Still, for government officials and many oaseans, the benefits of change far outweigh the drawbacks. They don't want to deprive the oaseans of modern conveniences just so tourists can glimpse an oasis of old. "Is there anyone against development?" asks Dakhla mayor and native Farouk Sayed el Nashwany. "Who would hate to have an asphalt road? Who would hate to have a hospital, television stations, or a satellite dish?"

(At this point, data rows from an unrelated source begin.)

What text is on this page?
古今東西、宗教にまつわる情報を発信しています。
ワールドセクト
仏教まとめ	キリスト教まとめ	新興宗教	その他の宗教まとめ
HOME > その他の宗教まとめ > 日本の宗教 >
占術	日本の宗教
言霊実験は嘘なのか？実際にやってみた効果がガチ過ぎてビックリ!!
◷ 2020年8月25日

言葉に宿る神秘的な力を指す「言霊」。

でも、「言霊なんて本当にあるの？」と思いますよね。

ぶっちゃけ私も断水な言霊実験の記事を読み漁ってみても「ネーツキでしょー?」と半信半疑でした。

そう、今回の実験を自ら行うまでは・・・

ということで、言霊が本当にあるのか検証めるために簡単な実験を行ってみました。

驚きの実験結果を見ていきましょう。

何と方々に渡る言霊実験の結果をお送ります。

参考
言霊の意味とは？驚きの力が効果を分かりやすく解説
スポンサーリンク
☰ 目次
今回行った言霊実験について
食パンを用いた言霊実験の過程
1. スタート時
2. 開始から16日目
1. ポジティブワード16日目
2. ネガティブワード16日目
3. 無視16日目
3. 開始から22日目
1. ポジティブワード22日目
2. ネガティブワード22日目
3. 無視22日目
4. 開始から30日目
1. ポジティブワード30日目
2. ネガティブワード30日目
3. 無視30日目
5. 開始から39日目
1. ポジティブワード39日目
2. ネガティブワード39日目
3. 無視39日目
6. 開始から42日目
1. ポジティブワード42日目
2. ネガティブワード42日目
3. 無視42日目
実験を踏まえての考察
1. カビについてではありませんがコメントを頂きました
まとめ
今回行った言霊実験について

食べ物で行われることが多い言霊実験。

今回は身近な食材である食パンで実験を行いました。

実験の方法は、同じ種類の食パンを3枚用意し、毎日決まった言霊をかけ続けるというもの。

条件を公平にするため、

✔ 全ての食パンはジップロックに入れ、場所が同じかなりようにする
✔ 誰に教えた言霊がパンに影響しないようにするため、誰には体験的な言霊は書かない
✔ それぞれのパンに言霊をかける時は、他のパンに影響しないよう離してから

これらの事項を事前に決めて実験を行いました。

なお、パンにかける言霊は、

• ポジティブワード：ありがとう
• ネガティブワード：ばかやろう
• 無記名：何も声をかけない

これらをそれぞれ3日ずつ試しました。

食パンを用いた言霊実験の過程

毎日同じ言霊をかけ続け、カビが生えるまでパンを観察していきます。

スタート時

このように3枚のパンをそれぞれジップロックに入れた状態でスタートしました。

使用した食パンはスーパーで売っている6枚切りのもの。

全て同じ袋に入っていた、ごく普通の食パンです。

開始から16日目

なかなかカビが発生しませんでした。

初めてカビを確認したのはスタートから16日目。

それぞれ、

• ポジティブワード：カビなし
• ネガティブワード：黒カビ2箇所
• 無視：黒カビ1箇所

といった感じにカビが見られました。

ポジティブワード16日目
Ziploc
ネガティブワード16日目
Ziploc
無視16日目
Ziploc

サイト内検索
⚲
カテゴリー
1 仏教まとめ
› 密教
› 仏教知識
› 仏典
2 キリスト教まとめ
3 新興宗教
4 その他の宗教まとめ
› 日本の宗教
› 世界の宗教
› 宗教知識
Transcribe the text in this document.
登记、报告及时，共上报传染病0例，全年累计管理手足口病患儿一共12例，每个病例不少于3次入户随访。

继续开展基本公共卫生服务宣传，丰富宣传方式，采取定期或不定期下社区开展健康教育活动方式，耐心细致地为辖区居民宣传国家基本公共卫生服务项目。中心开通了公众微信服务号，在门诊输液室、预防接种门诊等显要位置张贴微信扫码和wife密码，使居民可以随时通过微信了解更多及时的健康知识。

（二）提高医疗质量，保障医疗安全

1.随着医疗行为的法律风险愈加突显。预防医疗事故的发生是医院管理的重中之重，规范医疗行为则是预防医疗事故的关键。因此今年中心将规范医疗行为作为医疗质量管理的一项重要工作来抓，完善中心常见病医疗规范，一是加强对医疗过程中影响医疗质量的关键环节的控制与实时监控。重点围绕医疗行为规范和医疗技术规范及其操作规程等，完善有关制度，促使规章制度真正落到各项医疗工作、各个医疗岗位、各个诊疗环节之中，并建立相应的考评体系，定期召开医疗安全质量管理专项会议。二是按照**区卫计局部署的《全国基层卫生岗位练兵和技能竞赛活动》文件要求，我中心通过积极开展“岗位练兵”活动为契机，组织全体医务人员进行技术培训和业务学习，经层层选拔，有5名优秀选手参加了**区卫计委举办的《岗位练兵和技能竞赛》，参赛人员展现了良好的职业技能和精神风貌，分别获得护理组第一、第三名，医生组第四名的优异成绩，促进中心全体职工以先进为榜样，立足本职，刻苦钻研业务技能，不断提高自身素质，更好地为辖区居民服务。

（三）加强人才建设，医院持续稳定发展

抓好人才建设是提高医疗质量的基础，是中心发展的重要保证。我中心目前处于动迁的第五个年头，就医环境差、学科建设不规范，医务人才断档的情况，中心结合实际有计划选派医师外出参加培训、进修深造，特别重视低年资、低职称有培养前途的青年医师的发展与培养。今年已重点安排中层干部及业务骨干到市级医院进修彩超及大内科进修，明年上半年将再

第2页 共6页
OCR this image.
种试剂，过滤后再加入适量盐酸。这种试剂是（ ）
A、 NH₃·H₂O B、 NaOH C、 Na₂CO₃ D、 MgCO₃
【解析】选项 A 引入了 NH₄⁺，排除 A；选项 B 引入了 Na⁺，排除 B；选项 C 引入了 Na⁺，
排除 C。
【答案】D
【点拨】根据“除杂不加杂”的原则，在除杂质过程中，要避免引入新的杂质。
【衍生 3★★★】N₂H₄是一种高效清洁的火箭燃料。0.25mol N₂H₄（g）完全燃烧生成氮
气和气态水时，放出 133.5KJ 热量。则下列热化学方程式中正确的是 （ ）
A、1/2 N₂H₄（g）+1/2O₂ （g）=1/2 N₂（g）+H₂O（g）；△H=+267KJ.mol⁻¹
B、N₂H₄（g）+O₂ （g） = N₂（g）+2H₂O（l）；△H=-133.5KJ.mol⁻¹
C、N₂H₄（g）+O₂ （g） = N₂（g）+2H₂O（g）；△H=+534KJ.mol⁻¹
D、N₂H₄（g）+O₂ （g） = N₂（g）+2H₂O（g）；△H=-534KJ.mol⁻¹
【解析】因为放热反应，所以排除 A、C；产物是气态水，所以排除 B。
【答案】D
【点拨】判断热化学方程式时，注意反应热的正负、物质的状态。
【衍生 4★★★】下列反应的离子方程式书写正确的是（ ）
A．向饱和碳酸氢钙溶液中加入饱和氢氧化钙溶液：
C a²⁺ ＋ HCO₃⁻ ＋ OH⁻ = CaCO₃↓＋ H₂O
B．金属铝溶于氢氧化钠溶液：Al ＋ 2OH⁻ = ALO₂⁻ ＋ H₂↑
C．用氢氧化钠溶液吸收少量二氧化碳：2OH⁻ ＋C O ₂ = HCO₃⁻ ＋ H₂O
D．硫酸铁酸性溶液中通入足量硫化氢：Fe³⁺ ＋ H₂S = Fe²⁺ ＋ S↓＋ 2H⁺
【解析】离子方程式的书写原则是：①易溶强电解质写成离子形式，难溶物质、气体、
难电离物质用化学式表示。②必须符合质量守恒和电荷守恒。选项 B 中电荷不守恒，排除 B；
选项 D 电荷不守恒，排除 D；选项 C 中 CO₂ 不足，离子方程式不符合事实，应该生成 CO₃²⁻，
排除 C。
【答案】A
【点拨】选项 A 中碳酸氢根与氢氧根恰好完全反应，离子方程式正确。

Still, some oaseans and outsiders realize that, without preservation, priceless environmental and cultural treasures will disappear. Siwa's residents have started an environmental committee to preserve the oasis. A joint Egypt-European Union project is working now to plot areas in Egypt, including the oases area, for protection. And an Italian government project is working to improve agricultural techniques at Siwa.

Much is at stake. "If one allows unchecked growth of buildings and nontraditional styles," says a foreign archaeologist working in Siwa who asked not to be identified, the situation will worsen. "If nobody ... regulates the appearance of the place, if industries are allowed which are alien to the surroundings, then all will be lost and the oases will be nothing [but] a place you can find anywhere."